ERCヨーロッパ・ラリー選手権の第4戦は風光明媚な地中海を望む島国キプロスが舞台。6月16~18日に行われたこのラフグラベル戦を、中東の英雄と呼ばれるオールラウンド・ラリードライバー、ナッサー・アル-アティヤ(フォード・フィエスタR5)が制し、前戦のリベンジを果たすERC今季初勝利を挙げた。
厳しいグラベル・イベントとして名を馳せるキプロスのステージは、初日から波乱が続出。シリーズのフロントランナーたちが続々とステージの罠にはまるなか、前戦をトラブルで落としていたアル-アティヤは、デイ1の全8SSを堅実に走破。

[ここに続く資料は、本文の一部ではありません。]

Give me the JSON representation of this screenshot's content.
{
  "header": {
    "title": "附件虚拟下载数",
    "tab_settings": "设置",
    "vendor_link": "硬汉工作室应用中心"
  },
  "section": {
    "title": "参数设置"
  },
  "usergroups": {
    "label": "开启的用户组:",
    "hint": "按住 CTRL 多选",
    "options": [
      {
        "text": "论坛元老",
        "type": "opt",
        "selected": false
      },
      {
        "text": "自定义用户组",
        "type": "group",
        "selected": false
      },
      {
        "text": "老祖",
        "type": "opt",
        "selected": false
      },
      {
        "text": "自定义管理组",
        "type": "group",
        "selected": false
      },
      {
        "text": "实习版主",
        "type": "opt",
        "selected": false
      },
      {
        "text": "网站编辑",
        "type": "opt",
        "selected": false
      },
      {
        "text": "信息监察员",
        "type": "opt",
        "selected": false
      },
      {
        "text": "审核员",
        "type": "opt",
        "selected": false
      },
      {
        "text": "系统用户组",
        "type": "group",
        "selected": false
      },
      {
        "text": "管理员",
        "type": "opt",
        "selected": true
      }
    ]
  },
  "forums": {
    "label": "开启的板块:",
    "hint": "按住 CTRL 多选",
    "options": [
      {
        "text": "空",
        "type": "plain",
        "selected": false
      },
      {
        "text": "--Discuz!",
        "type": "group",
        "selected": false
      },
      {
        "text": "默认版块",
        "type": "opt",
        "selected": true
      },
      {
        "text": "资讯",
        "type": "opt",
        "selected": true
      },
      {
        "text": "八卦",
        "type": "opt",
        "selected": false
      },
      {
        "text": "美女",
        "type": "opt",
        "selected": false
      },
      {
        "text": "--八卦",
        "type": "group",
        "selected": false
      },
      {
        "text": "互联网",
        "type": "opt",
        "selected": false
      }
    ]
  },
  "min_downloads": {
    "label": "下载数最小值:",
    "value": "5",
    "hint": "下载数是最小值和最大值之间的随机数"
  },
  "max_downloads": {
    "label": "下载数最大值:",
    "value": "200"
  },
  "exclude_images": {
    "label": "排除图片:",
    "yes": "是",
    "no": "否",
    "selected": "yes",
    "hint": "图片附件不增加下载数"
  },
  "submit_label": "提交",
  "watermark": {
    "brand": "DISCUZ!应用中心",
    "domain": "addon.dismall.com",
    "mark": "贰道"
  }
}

キプロス北部に設定され、国連バッファゾーンに位置する4.15kmの最終SS8『CNPアスファルティカ・スーパースペシャル』でも、彼のオートテック・モータースポーツ・フォード・フィエスタR5はトップタイムをマークし、計5つのSSでベストを刻み初日首位に立った。
2度の王座獲得経験を持つPWRCプロダクションカー世界ラリー選手権クラスや、中東ラリー選手権などで同イベントを4度制し、キプロス勝利数であのセバスチャン・ローブに並んでいたアル-アティヤは、その記録更新にも王手をかけた。

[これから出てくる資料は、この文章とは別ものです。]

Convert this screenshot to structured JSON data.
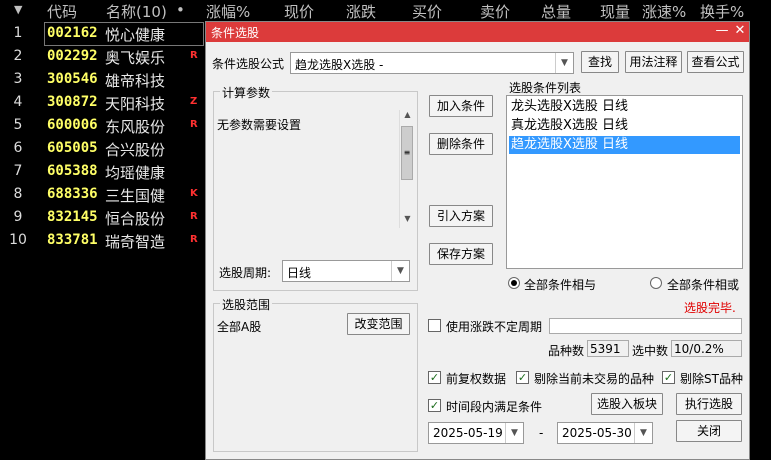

「実は14.41kmのSS7で、スタートから4km地点のところでパンクに見舞われた。でも、ペースを抑えてそれをマネジメントすれば、このステージに勝てると(コドライバーの)マシュー(・ボーメル)に言ったんだ」と、初日ニコシアのサービスパーク帰還後に振り返ったアル-アティヤ。
「今日のライバルたちの状況を見ても分かる通り、これは本当に難しくて厳しいラリーだから、最後までリスクを排除して堅実に戦う必要があるんだ」
そのアル-アティヤの言葉どおり、SS1でトップタイムをマークしたのは前戦同様ロシアのスピードスター、アレクセイ・グリアシン(シュコダ・ファビアR5)。
そのアクロポリスでは、トップタイム記録直後の爆発炎上でチャンスを失ったこのティーンエイジャーは、このキプロスではキャンセルとなったSS2に続くSS3でディッチに捕まりハードなコースオフ。マシンは数回転したのちコース上にランディングしたものの、このアクシデントでラリーリーダーの座を明け渡すこととなってしまう。